Dans le village de Panmunjom, à la frontière entre les deux Corées, qui accueillera un sommet entre Nord et Sud, le 26 avril. / Hwang Kwang-mo / AP

« Les miracles n’arrivent jamais miraculeusement. Le sommet intercoréen est le fruit d’une grande patience, de larmes et de prières. » C’est avec une certaine emphase que Choo Mi-ae, présidente du Parti Minjoo (démocrate), au pouvoir en Corée du Sud, s’exprimait mercredi 25 avril à Séoul où une campagne d’affichage et de vidéos salue l’organisation du sommet entre le président sud-coréen Moon Jae-in et le dirigeant du nord Kim Jong-un. « Laissons ce miracle se poursuivre et finissons la guerre de Corée [1950-1953] pour bénéficier d’une véritable paix » lançait-elle.

L’administration de M. Moon entend profiter du sommet pour tenter de « remplacer le régime de l’armistice sur la péninsule coréenne par un régime de paix ». Non signée par la Corée du Sud, l’armistice de 1953 n’a instauré qu’un simple cessez-le-feu.

S’il y parvient, Moon Jae-in aura concrétisé une ambition ancienne : la relance d’un dialogue avec Pyongyang, dix ans après l’abandon par le président conservateur Lee Myung-bak (2008-2013) de la politique de rapprochement dite du « rayon de soleil », et avec elle l’affirmation de l’autorité des Coréens sur leur propre destin.

« Les problèmes de la Corée doivent être traités par la Corée », déclarait-il avant son élection en mai 2017. « Personne n’a le droit de décider d’une action militaire dans la péninsule sans l’accord de la Corée du Sud », ajoutait-il en août, au plus fort des tensions qui agitaient la péninsule, alors que Pyongyang enchaînait les essais de missiles et que Donald Trump s’emportait sur Twitter.

En discutant directement avec Kim Jong-un, il inscrit son action dans la lignée de celle de Kim Dae-jung (1998-2003), initiateur du premier sommet intercoréen de 2000 et de Roh Moo-hyun (2003-2008), qui avait organisé celui de 2007. Ces deux présidents avaient rencontré Kim Jong-il (1941-2011), le père de Kim Jong-un.

« Comédie de la paix intercoréenne »

M. Moon va même plus loin puisque la rencontre du 27 avril se tiendra en territoire sud-coréen – une première pour un dirigeant du Nord depuis la guerre de Corée – les deux premiers ayant eu lieu à Pyongyang.

Afin de souligner la continuité, Séoul a multiplié les symboles pour « rendre hommage à ceux qui ont œuvré à la paix et à l’unification de la péninsule ». Les mets servis lors du repas prévu avec Kim Jong-un seront préparés avec des ingrédients des régions natales de MM. Kim et Roh.
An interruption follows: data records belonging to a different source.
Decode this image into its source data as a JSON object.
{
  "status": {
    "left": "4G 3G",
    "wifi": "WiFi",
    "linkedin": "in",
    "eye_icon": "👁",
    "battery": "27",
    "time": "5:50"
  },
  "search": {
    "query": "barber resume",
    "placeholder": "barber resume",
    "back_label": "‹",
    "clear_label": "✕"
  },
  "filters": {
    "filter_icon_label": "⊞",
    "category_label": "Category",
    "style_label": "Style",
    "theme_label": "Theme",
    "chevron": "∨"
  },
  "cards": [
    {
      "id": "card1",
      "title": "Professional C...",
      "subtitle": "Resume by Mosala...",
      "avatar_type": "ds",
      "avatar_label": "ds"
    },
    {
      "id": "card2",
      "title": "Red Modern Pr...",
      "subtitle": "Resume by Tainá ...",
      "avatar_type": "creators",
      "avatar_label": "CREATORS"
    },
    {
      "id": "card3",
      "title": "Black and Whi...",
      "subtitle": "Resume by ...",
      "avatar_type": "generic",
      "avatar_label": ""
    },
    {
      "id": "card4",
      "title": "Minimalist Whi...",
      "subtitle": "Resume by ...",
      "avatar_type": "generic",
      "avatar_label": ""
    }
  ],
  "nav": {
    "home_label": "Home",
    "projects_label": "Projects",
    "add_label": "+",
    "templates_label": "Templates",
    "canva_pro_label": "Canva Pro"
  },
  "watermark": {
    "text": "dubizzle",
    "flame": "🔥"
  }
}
Il y aura des nouilles froides naengmyeon du célèbre restaurant Okryugwan de Pyongyang et du rösti, une spécialité suisse rappelant que Kim Jong-un a été à l’école à Berne.

Egalement dans la lignée de Kim Dae-jung et de Roh Moo-hyun, les choix du président Moon confirment une reconnaissance de la Corée du Nord comme pays doté d’un régime légitime, et de Kim Jong-un comme partenaire incontournable des discussions. Ce choix, qui pourrait être indispensable pour négocier un accord de paix, va à l’encontre du principe en vigueur au Sud comme au Nord, selon lequel l’autre Corée est illégitime. La Constitution sud-coréenne stipule ainsi que son territoire « comprend la péninsule de Corée et les îles adjacentes » et que Séoul « recherche l’unification ».

Les positionnements de M. Moon sont critiqués par le camp conservateur, qui redoute un allégement des sanctions contre le Nord. Hong Joon-pyo, dirigeant du Parti de la liberté en Corée (LKP), principale formation de l’opposition, considère les sommets comme des « shows politiques ». « Si la Corée du Nord n’abandonne pas ses armes nucléaires, tout accord entre les deux Corées ne fera que bénéficier à l’ennemi », écrivait-il le 23 avril sur Facebook. Pour lui, la « comédie de la paix intercoréenne de l’administration Moon affaiblit l’alliance avec les Etats-Unis ». Et d’ajouter : « Cela me rappelle l’accord de Munich de Chamberlain en 1938. »

Mais ces attaques portent peu, du fait de l’incapacité des conservateurs à apporter une réponse autre que la condamnation face au développement par Pyongyang de ses programmes nucléaire et balistique au cours de leur décennie au pouvoir. La cote de popularité de M. Moon a progressé d’un point en une semaine, pour atteindre 67,8 % le 24 avril, selon un sondage de Realmeter, principalement en raison des attentes placées dans le sommet.